Ciò ha reso la Cina il più grande mercato di eFinance al mondo, con circa 500 milioni di utenti ePayment, 400 milioni di investitori che acquistano prodotti finanziari online e circa 160 milioni di sottoscrittori di prestiti online[4]. Con lo spostamento online dell’attività economica, si è prodotto un lungo elenco di vittime tra quelle realtà che sono state lente o incapaci ad adattarsi. Allo stesso tempo, ci preoccupa il fatto che il prezzo delle azioni di alcune società Internet cinesi possa essere viziato da un eccessivo ottimismo sulle loro prospettive. In futuro, la rivoluzione portata dall’innovazione online continuerà ad essere profonda, con conseguenze che andranno ben al di là del settore Internet. Per noi è fondamentale guardare alle proiezioni passate dei profitti a breve termine e monitorare le nostre partecipazioni in società Internet per rilevare eventuali segnali di rischio che esse possano passare da predatore a preda man mano che il settore si evolve.

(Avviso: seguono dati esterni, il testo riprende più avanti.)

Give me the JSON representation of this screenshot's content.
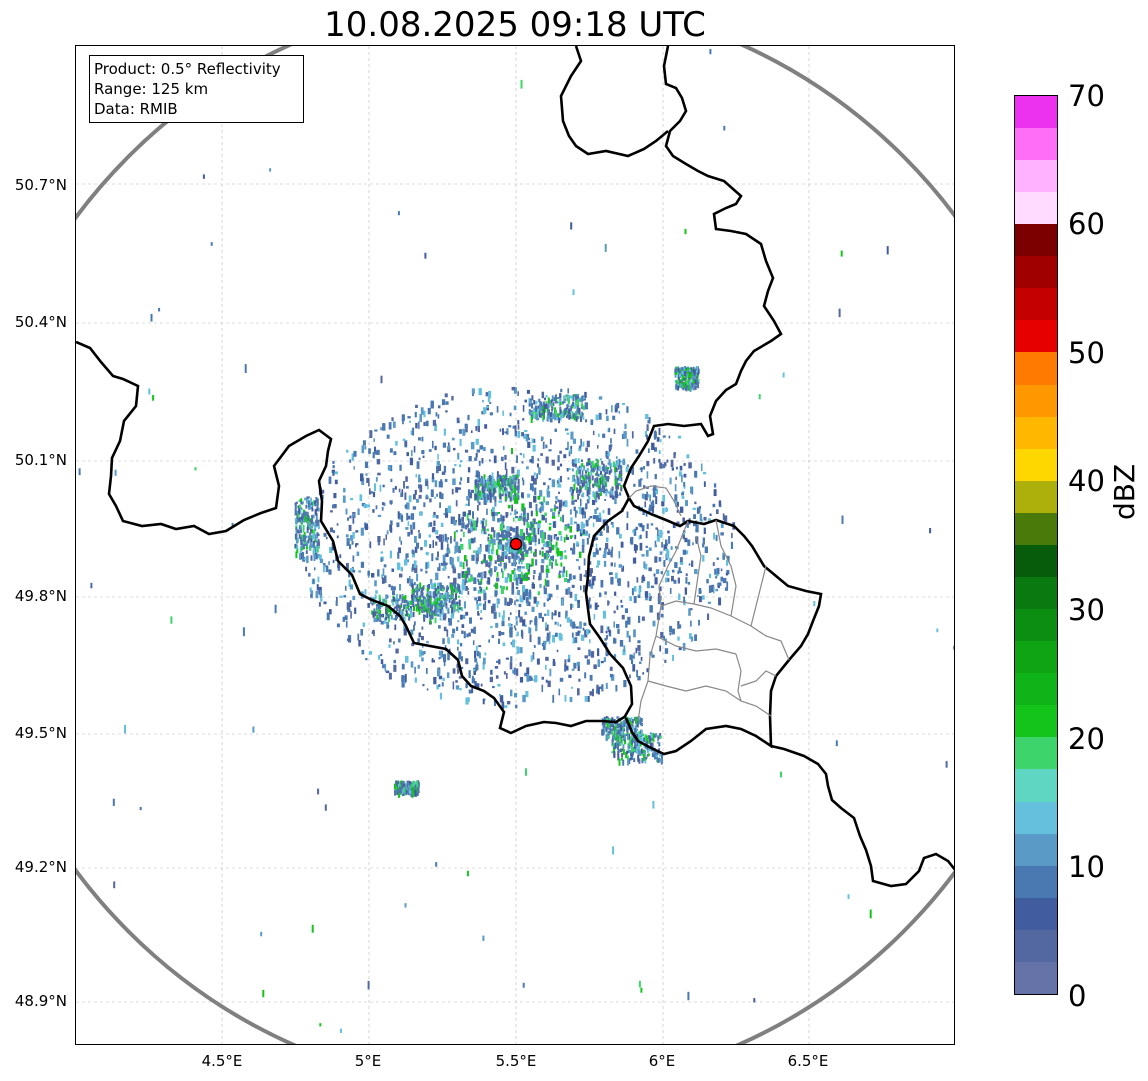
{
  "title": "10.08.2025 09:18 UTC",
  "info": {
    "product": "Product: 0.5° Reflectivity",
    "range": "Range: 125 km",
    "data": "Data: RMIB"
  },
  "lat_labels": [
    "50.7°N",
    "50.4°N",
    "50.1°N",
    "49.8°N",
    "49.5°N",
    "49.2°N",
    "48.9°N"
  ],
  "lon_labels": [
    "4.5°E",
    "5°E",
    "5.5°E",
    "6°E",
    "6.5°E"
  ],
  "colorbar": {
    "unit": "dBZ",
    "tick_labels": [
      "0",
      "10",
      "20",
      "30",
      "40",
      "50",
      "60",
      "70"
    ],
    "colors": [
      "#6673a8",
      "#5367a0",
      "#415d9f",
      "#4a78b0",
      "#5a9ac6",
      "#64c0dc",
      "#5fd6c2",
      "#3dd46b",
      "#15c41b",
      "#10b418",
      "#0ea414",
      "#0c8e12",
      "#0a7a10",
      "#075c0c",
      "#4a7a0a",
      "#adaf0a",
      "#ffd700",
      "#ffb700",
      "#ff9800",
      "#ff7a00",
      "#e60000",
      "#c40000",
      "#a00000",
      "#7d0000",
      "#ffdcff",
      "#ffb2ff",
      "#ff6ef7",
      "#ec32ee"
    ]
  },
  "radar_site": {
    "lon": 5.5,
    "lat": 49.915
  },
  "colors": {
    "range_ring": "#808080",
    "border_major": "#000000",
    "border_minor": "#888888",
    "site_marker": "#ff0000"
  }
}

Considerato che sia Madre Teresa che Donald Trump sono nati nell’Anno del Cane, non sorprende forse che le performance delle aziende cinesi saranno probabilmente molto variegati. I cambiamenti radicali hanno creato grandi opportunità, ma anche notevoli rischi. Finora, il contesto macroeconomico positivo ha sostenuto le imprese cinesi che altrimenti sarebbero state in difficoltà. Nel 2018, un cambiamento di questo ambiente potrebbe vedere venire meno questo sostegno, una situazione che potrebbe rappresentare un grosso colpo per quegli investitori che si mostrano incuranti rispetto alle sfide che attendono il Paese da qui in avanti. Nel 2018, stare “attenti al Cane” comporterà un approccio molto più selettivo, in quanto, nonostante le sfide, la Cina mantiene alcune delle opportunità bottom up più interessanti rispetto a qualsiasi altro mercato azionario globale.